Almost universally, they contend that he was allowed to continue to practice simply because he brought so much revenue into the hospital.
In fact, when Strange took over as CEO in 1996, the hospital was awash in red ink, a trend that continued through 1998. But by 2005, the newspaper reports, finances at St. Luke's were significantly better after five straight years of profit. At the same time, the newspaper says, the number of surgeries the hospital performed increased 164 percent — despite having about the same number of physicians on staff and no increase in the number of hospital beds. And, by the way, Konasiewicz was the hospital's highest-paid physician.

To his credit, Strange did speak to the News Tribune about his involvement in the lack of action regarding the neurosurgeon, saying essentially that while he held a seat on the hospital's medical executive committee, he does not have a vote and was not in a position to make a judgment on whether or not good care was provided.
Apparently, neither was the medical executive committee, which is composed mostly of physicians and has the ability to discipline doctors or restrict their privileges.
Where do I begin?
Strange's comments ring hollow not because of his pleas of ignorance and his lack of a vote on the medical executive committee, but because they reveal that the purported leader of a major institution apparently believes he is not ultimately accountable for the care of the patients under his hospital's roof. Well, if he's not, then who is?
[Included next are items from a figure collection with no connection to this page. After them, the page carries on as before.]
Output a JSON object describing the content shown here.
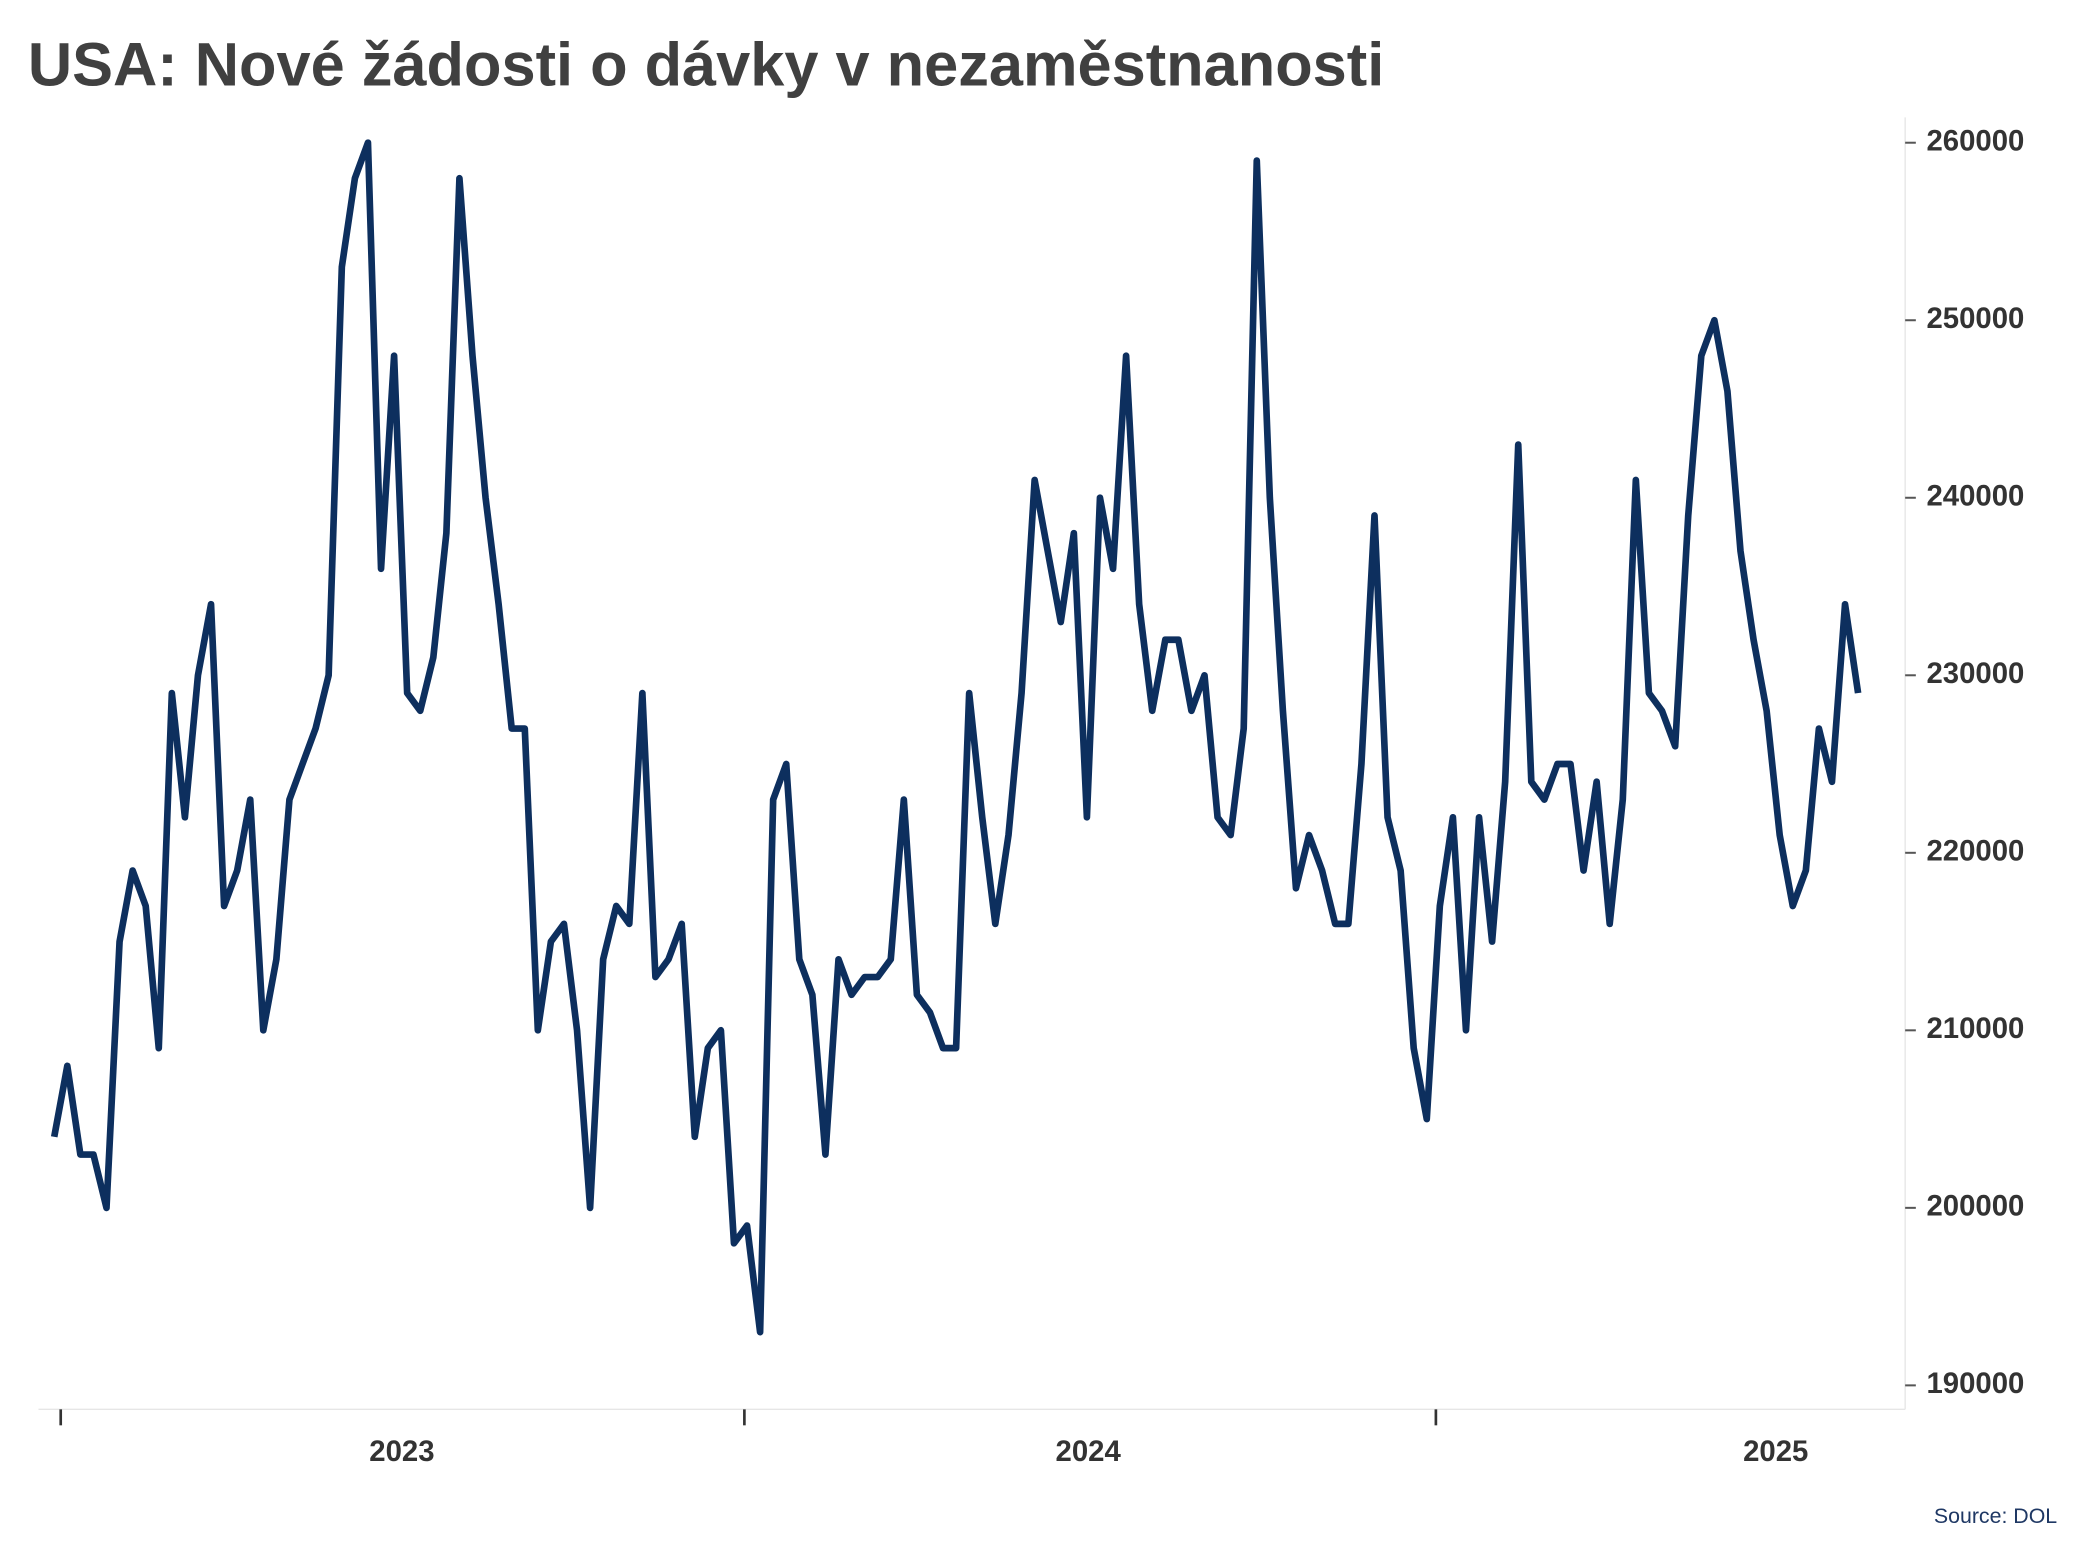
{
  "chart_data": {
    "type": "line",
    "title": "USA: Nové žádosti o dávky v nezaměstnanosti",
    "source": "Source: DOL",
    "series": [
      {
        "color": "#0d2f5e",
        "values": [
          204000,
          208000,
          203000,
          203000,
          200000,
          215000,
          219000,
          217000,
          209000,
          229000,
          222000,
          230000,
          234000,
          217000,
          219000,
          223000,
          210000,
          214000,
          223000,
          225000,
          227000,
          230000,
          253000,
          258000,
          260000,
          236000,
          248000,
          229000,
          228000,
          231000,
          238000,
          258000,
          248000,
          240000,
          234000,
          227000,
          227000,
          210000,
          215000,
          216000,
          210000,
          200000,
          214000,
          217000,
          216000,
          229000,
          213000,
          214000,
          216000,
          204000,
          209000,
          210000,
          198000,
          199000,
          193000,
          223000,
          225000,
          214000,
          212000,
          203000,
          214000,
          212000,
          213000,
          213000,
          214000,
          223000,
          212000,
          211000,
          209000,
          209000,
          229000,
          222000,
          216000,
          221000,
          229000,
          241000,
          237000,
          233000,
          238000,
          222000,
          240000,
          236000,
          248000,
          234000,
          228000,
          232000,
          232000,
          228000,
          230000,
          222000,
          221000,
          227000,
          259000,
          240000,
          228000,
          218000,
          221000,
          219000,
          216000,
          216000,
          225000,
          239000,
          222000,
          219000,
          209000,
          205000,
          217000,
          222000,
          210000,
          222000,
          215000,
          224000,
          243000,
          224000,
          223000,
          225000,
          225000,
          219000,
          224000,
          216000,
          223000,
          241000,
          229000,
          228000,
          226000,
          239000,
          248000,
          250000,
          246000,
          237000,
          232000,
          228000,
          221000,
          217000,
          219000,
          227000,
          224000,
          234000,
          229000
        ]
      }
    ],
    "xlim": [
      -1.2,
      141.6
    ],
    "xticks": [
      {
        "value": 26.6,
        "label": "2023"
      },
      {
        "value": 79.1,
        "label": "2024"
      },
      {
        "value": 131.7,
        "label": "2025"
      }
    ],
    "xminorticks": [
      0.5,
      52.8,
      105.7
    ],
    "ylim": [
      188650,
      261430
    ],
    "yticks": [
      190000,
      200000,
      210000,
      220000,
      230000,
      240000,
      250000,
      260000
    ],
    "yaxis_side": "right"
  }
}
The story further details the high rate of malpractice litigation against Dr. Konasiewicz -- who, unsurprisingly, was unwilling to be interviewed.  That should have served as ample warning that his decision-making surrounding spinal surgery was suspect, even if his motivation is assumed to be pure—a big assumption.
The worst part of the story is not the appearance of special treatment the hospital leadership allegedly gave Dr. Konasiewicz, but rather the fact that patients continued to be placed in a dangerous and conflict-rich situation. 
Though part of the tragedy of this story is the unwillingness of a group of people led by Strange to jeopardize the existence of a significant cash cow, this is, ultimately, an egregious result of misalignment of incentives, an issue that changes in payment protocols and reimbursement itself are intended to improve.

Let's not pretend that money doesn't call the shots in healthcare, as it does in almost every other business. If it didn't, we wouldn't have the annual whack-a-mole exercise that CMS performs annually to try to cut reimbursement rates for procedures that have been exploited to the max.
This is what you get when you have payment for procedure and a willingness to look the other way on patient safety. In reading about this episode, I'm shocked, but not surprised. Are you?